Heesters hier, Heesters da, heißt es bis heute. Am 13. Dezember soll er im ZDF bei "Wetten, dass?" dabei sein. Scheucht ihn seine deutlich jüngere Frau Simone (59) zu solchen Auftritten, wie böse Zungen behaupten? Der Schauspieler widerspricht: "Soll ich zu Hause sitzen und warten, bis man mich holt? Ohne Arbeit würde ich richtig krank werden."

Der fast blinde und nicht mehr gut hörende Heesters muss zwar von seiner Frau gestützt und zur Bühne geführt werden. Doch wenn er sein Klavier erreicht hat, ist er in seinem Element. Die Stimme ist noch immer erstaunlich kraftvoll, das Textgedächtnis bewundernswert, auch wenn er ab und an mal Hilfe braucht.

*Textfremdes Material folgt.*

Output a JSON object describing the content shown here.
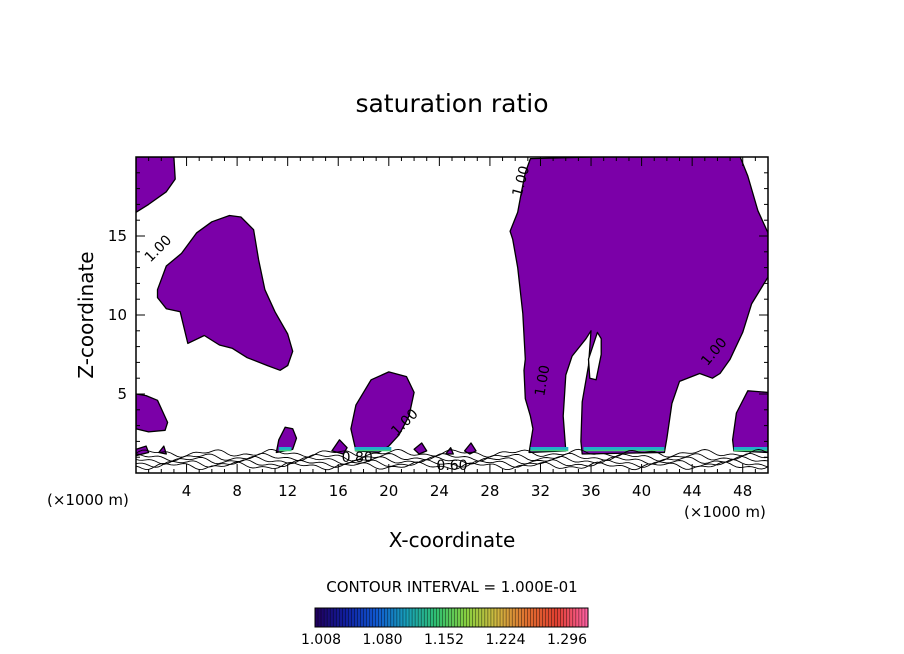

Für den 105. Geburtstag hat er konkrete Wünsche geäußert. Zum Frühstück hätte er gern Bananen-Milchshake, mittags soll es Matjes geben. Zum Fest wollen auch die Töchter, drei Enkel und vier Urenkel anreisen.

Vom Leben erschöpft fühlt sich Heesters nicht. "Ich habe noch längst keine Lust zu gehen", sagte er der Frau im Spiegel. Er fühle sich "sehr gut", habe "Blutwerte wie ein junger Mann". Über das Ende denkt er nicht nach: "Selbst mit meiner Frau spreche ich nicht über Tod oder Beerdigung." Man solle sich die Gegenwart nicht mit solchen Themen kaputt mache: "Genießen wir lieber das Leben."